Even more surprising is the observation that the mean time interval of the sidereal year, as measured with respect to Sirius is nearly identical (by less than one second) to the time interval of the tropical year. According to the theory of ‘precession’, a yearly time difference of about 1223 s is supposed to occur between a sidereal year and the tropical year.


The meridian transit measurements of Sirius have shown that neither a time difference of 6 × 1223 s, nor a difference of 6 × 3.34 s has occurred over the 6-year observation period from April 1994 to April 2000.

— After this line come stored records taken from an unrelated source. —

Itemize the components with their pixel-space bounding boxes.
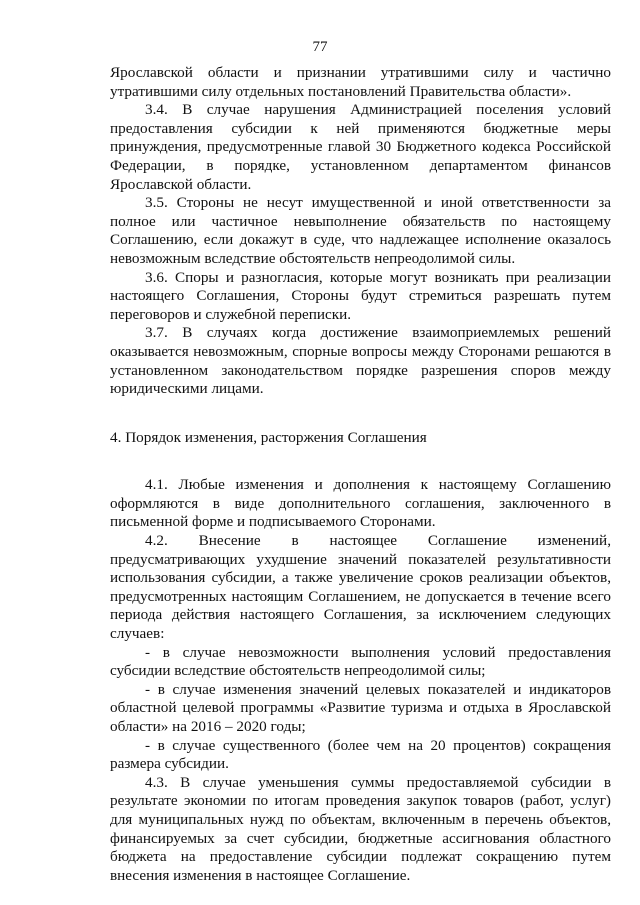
paragraph-p3-6: 3.6. Споры и разногласия, которые могут возникать при реализации настоящего Соглашения, Стороны будут стремиться разрешать путем переговоров и служебной переписки. — [110, 268, 611, 323]
page-number: 77 — [312, 39, 328, 55]
paragraph-p4-1: 4.1. Любые изменения и дополнения к настоящему Соглашению оформляются в виде дополнительного соглашения, заключенного в письменной форме и подписываемого Сторонами. — [110, 476, 611, 531]
paragraph-b2: - в случае изменения значений целевых показателей и индикаторов областной целевой программы «Развитие туризма и отдыха в Ярославской области» на 2016 – 2020 годы; — [110, 680, 611, 735]
paragraph-p3-7: 3.7. В случаях когда достижение взаимоприемлемых решений оказывается невозможным, спорные вопросы между Сторонами решаются в установленном законодательством порядке разрешения споров между юридическими лицами. — [110, 324, 611, 398]
paragraph-cont: Ярославской области и признании утратившими силу и частично утратившими силу отдельных постановлений Правительства области». — [110, 64, 611, 100]
paragraph-p4-3: 4.3. В случае уменьшения суммы предоставляемой субсидии в результате экономии по итогам проведения закупок товаров (работ, услуг) для муниципальных нужд по объектам, включенным в перечень объектов, финансируемых за счет субсидии, бюджетные ассигнования областного бюджета на предоставление субсидии подлежат сокращению путем внесения изменения в настоящее Соглашение. — [110, 773, 611, 884]
paragraph-p3-5: 3.5. Стороны не несут имущественной и иной ответственности за полное или частичное невыполнение обязательств по настоящему Соглашению, если докажут в суде, что надлежащее исполнение оказалось невозможным вследствие обстоятельств непреодолимой силы. — [110, 194, 611, 267]
paragraph-p4-2: 4.2. Внесение в настоящее Соглашение изменений, предусматривающих ухудшение значений показателей результативности использования субсидии, а также увеличение сроков реализации объектов, предусмотренных настоящим Соглашением, не допускается в течение всего периода действия настоящего Соглашения, за исключением следующих случаев: — [110, 532, 611, 643]
section-heading: 4. Порядок изменения, расторжения Соглашения — [110, 428, 427, 446]
paragraph-b3: - в случае существенного (более чем на 20 процентов) сокращения размера субсидии. — [110, 736, 611, 773]
paragraph-p3-4: 3.4. В случае нарушения Администрацией поселения условий предоставления субсидии к ней применяются бюджетные меры принуждения, предусмотренные главой 30 Бюджетного кодекса Российской Федерации, в порядке, установленном департаментом финансов Ярославской области. — [110, 101, 611, 193]
paragraphs-after — [110, 476, 611, 885]
paragraphs-before — [110, 64, 611, 399]
document-body — [110, 64, 611, 885]
paragraph-b1: - в случае невозможности выполнения условий предоставления субсидии вследствие обстоятельств непреодолимой силы; — [110, 643, 611, 680]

These observations clearly indicate that the so-called ‘precession of the earth’ is NOT a scientific fact, and that the Sirius system has a noticeable gravitational influence on our solar system. Obviously, Newton’s laws of gravitation cannot explain Einstein’s universe. In that respect, it requires further study to see if the 49 year cycle of the Sirius system can provide us with an explanation of the large fluctuations and annual irregularities in earth’s rate of rotation that have also been observed around 1941 by experts at the US Naval Observatory.



Additional Comment:


Two other phenomena should be mentioned that took place during the conjunction of Sirius A, Sirius B and the sun around the beginning of February to the end of March 1989, as the function of the time deviation entered from the negative into the positive range (see Graph 1). During this time our outermost planet Pluto, whose revolution period of 248.421 years is exactly 5.0004 to 1 in relation to the Sirius B – Sirius A’s orbit period of 49.68 years, went through the perihelion of its very eccentric orbit. On 23 March 1989 an 800 m long ‘rock’ came in strikingly close proximity to our earth at a speed of about 70.000 km/h. Missing our earth by only a few hours – thereby sparing us a gigantic catastrophe – it also went through its perihelion between sun and Sirius. Thanks to astronomers, who discovered it as it already disappeared again into the vastness of space, a major widespread panic was avoided. These celestial phenomena are not subject to plain coincidence, but are lawful celestial mechanical events. In fact, the Sirius system determines the second (empty) focus point, which is essential for the elliptic orbits of these and other celestial bodies in our solar system. Keep in mind that even our earth has its perihelion around January 2, as it passes through the conjunction of sun and Sirius each year.